"Aku mau jadi daun bawang saja. Dunia manusia sudah gila. Aku mau jadi daun bawang saja. Aku mau jadi daun bawang saja ..." Otakku seperti tersengat listrik. Aku mengulang-ulang permintaanku pada tumpukan daun bawang yang membisu. Aku menggoyang-goyangkan keranjang mereka, namun mereka hanya geming.
Argh, tidak setia kawan!
Setelah keriuhan tawa yang mengejek, kini seantero pasar terasa hening. Hanya ada aku dan kenangan-kenangan tumpah yang membuatku ingin kembali ke dalam tanah. Tumbuh kembali menjadi daun bawang yang tidak mengenal cinta dan mati, selain pada semangkuk sop ayam atau sepiring nasi goreng.

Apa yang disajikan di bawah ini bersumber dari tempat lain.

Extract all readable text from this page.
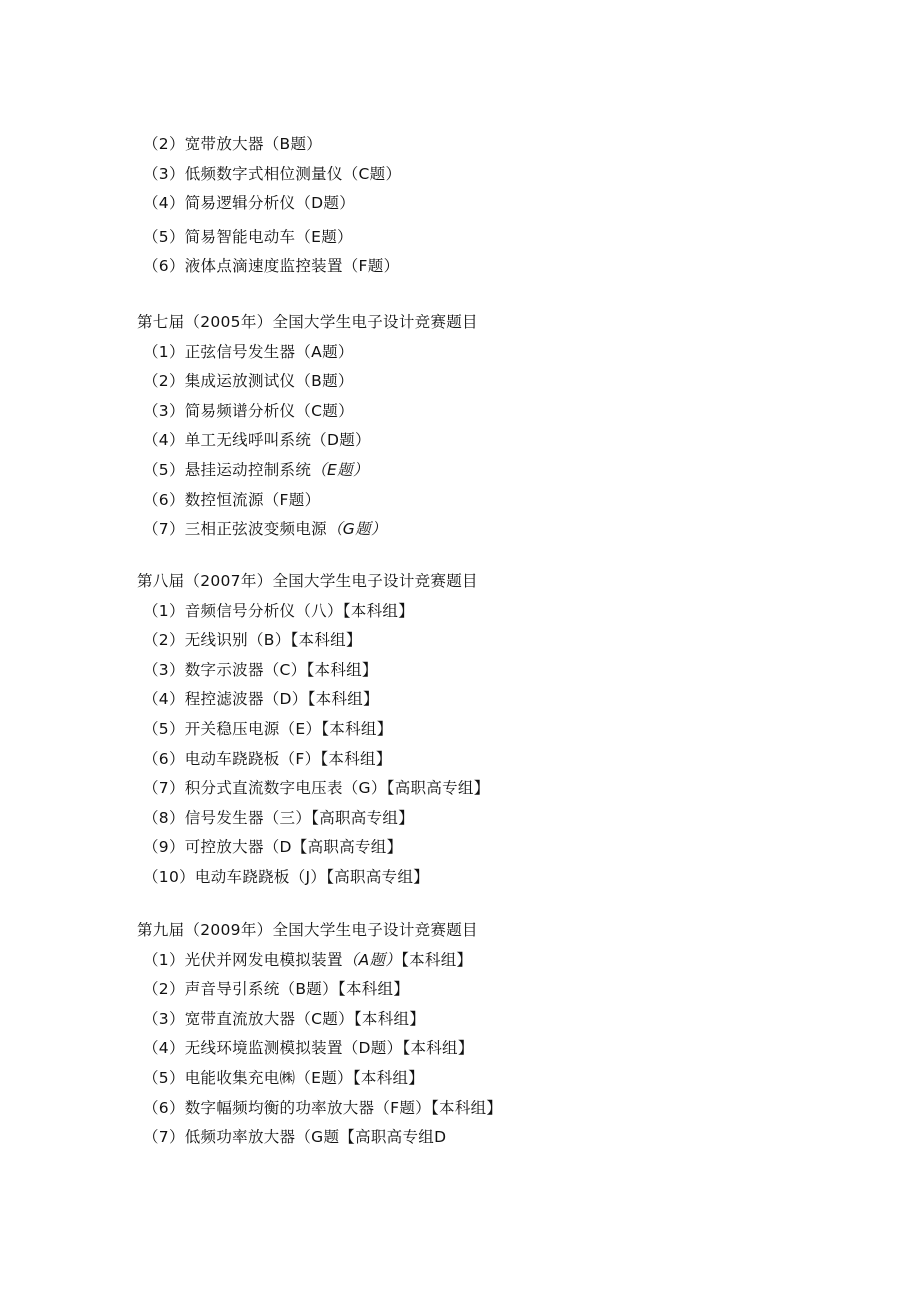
（2）宽带放大器（B题）
（3）低频数字式相位测量仪（C题）
（4）简易逻辑分析仪（D题）
（5）简易智能电动车（E题）
（6）液体点滴速度监控装置（F题）
第七届（2005年）全国大学生电子设计竞赛题目
（1）正弦信号发生器（A题）
（2）集成运放测试仪（B题）
（3）简易频谱分析仪（C题）
（4）单工无线呼叫系统（D题）
（5）悬挂运动控制系统（E题）
（6）数控恒流源（F题）
（7）三相正弦波变频电源（G题）
第八届（2007年）全国大学生电子设计竞赛题目
（1）音频信号分析仪（八）【本科组】
（2）无线识别（B）【本科组】
（3）数字示波器（C）【本科组】
（4）程控滤波器（D）【本科组】
（5）开关稳压电源（E）【本科组】
（6）电动车跷跷板（F）【本科组】
（7）积分式直流数字电压表（G）【高职高专组】
（8）信号发生器（三）【高职高专组】
（9）可控放大器（D【高职高专组】
（10）电动车跷跷板（J）【高职高专组】
第九届（2009年）全国大学生电子设计竞赛题目
（1）光伏并网发电模拟装置（A题）【本科组】
（2）声音导引系统（B题）【本科组】
（3）宽带直流放大器（C题）【本科组】
（4）无线环境监测模拟装置（D题）【本科组】
（5）电能收集充电㈱（E题）【本科组】
（6）数字幅频均衡的功率放大器（F题）【本科组】
（7）低频功率放大器（G题【高职高专组D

"Sudah, tidak apa-apa. Daun begitu sudah tiga tahun. Sejak kecelakaan motor waktu membawa sayuran. Dia pingsan di atas setumpuk daun bawang, dan kakaknya, anak sulung Emak, meninggal. Dawiyah bilang, tidak bisa melakukan apa-apa seperti daun bawang. Emak ... "
Aku mendengar Emak menceritakan tragedi yang tak asing. Aku tidak suka. Aku tidak mau mendengarnya.
Aku memperkeras suara gerunganku. "Aku mau jadi daun bawang saja! Dunia manusia sudah gila! Aku mau jadi daun bawang saja! Dunia sudah gila! Aku mau jadi daun bawang saja! Daun bawaaang!!!"